When to choose proxy over full mode
Proxy and full mode are different products, not different prices. Pick proxy when at least one of these applies:
- Compliance / data residency. Internal policy or regulation says user data must not flow through a third-party LLM proxy. With proxy mode, the LLM call happens entirely inside your perimeter — Vilow never sees your provider's response in transit.
- You've invested in a custom model. Fine-tuned GPT-4, an in-house Mistral, or a Llama-on-A100 cluster — proxy mode lets you keep using it while plugging in our personality, memory, and relationship engine.
- Provider-key isolation. Your security team doesn't want OpenAI / Anthropic credentials sitting in a third-party vendor's environment. With proxy you never share them with us.

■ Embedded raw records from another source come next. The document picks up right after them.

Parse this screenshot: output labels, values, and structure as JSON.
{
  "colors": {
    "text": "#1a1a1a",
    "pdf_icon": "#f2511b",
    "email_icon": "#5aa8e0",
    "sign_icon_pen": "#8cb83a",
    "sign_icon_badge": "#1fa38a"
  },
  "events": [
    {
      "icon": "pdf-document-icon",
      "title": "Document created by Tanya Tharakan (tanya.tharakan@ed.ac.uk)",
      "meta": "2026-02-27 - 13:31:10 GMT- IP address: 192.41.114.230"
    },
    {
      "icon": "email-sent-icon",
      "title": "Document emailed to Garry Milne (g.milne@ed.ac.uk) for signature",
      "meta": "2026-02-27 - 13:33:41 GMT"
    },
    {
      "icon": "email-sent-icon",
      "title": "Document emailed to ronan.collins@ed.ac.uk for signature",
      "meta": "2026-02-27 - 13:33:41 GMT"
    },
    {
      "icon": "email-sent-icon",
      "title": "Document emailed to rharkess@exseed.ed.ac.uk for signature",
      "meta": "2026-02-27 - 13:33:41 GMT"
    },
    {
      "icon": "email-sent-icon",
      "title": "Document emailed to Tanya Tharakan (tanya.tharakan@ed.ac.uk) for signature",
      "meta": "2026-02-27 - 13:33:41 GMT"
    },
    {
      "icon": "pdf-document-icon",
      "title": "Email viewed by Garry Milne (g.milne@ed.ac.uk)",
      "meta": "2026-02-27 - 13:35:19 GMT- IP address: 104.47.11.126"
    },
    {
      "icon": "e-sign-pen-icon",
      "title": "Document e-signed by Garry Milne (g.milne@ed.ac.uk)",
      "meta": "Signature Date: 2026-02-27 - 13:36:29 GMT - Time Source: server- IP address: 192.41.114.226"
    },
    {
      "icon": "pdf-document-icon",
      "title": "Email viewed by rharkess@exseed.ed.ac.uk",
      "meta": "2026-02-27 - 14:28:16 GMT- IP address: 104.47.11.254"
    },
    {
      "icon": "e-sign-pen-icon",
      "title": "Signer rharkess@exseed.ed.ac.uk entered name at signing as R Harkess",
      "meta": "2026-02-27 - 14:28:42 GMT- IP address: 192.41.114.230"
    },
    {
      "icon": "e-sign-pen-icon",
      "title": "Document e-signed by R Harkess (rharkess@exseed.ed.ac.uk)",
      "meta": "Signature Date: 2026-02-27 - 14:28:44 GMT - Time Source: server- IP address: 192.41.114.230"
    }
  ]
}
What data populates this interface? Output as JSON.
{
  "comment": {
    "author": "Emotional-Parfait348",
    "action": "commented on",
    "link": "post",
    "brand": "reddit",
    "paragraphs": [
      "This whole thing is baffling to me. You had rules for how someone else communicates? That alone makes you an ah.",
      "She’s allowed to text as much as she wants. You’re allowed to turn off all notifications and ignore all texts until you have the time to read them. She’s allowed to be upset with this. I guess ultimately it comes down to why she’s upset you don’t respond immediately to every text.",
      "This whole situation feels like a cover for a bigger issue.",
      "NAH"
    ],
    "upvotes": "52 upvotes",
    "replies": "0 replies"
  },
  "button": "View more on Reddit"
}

- Your stack already does inference. Many teams have a centralised LLM gateway with budgeting, observability, and prompt-caching baked in. Proxy mode plugs the character intelligence layer into your gateway instead of duplicating those concerns on our side.
- Regional or sovereign clouds. Run on Azure EU, AWS GovCloud, or a local provider — Vilow's brain talks to your gateway over HTTPS, no matter where your inference runs.
If none of the above apply, full mode is simpler and faster to integrate.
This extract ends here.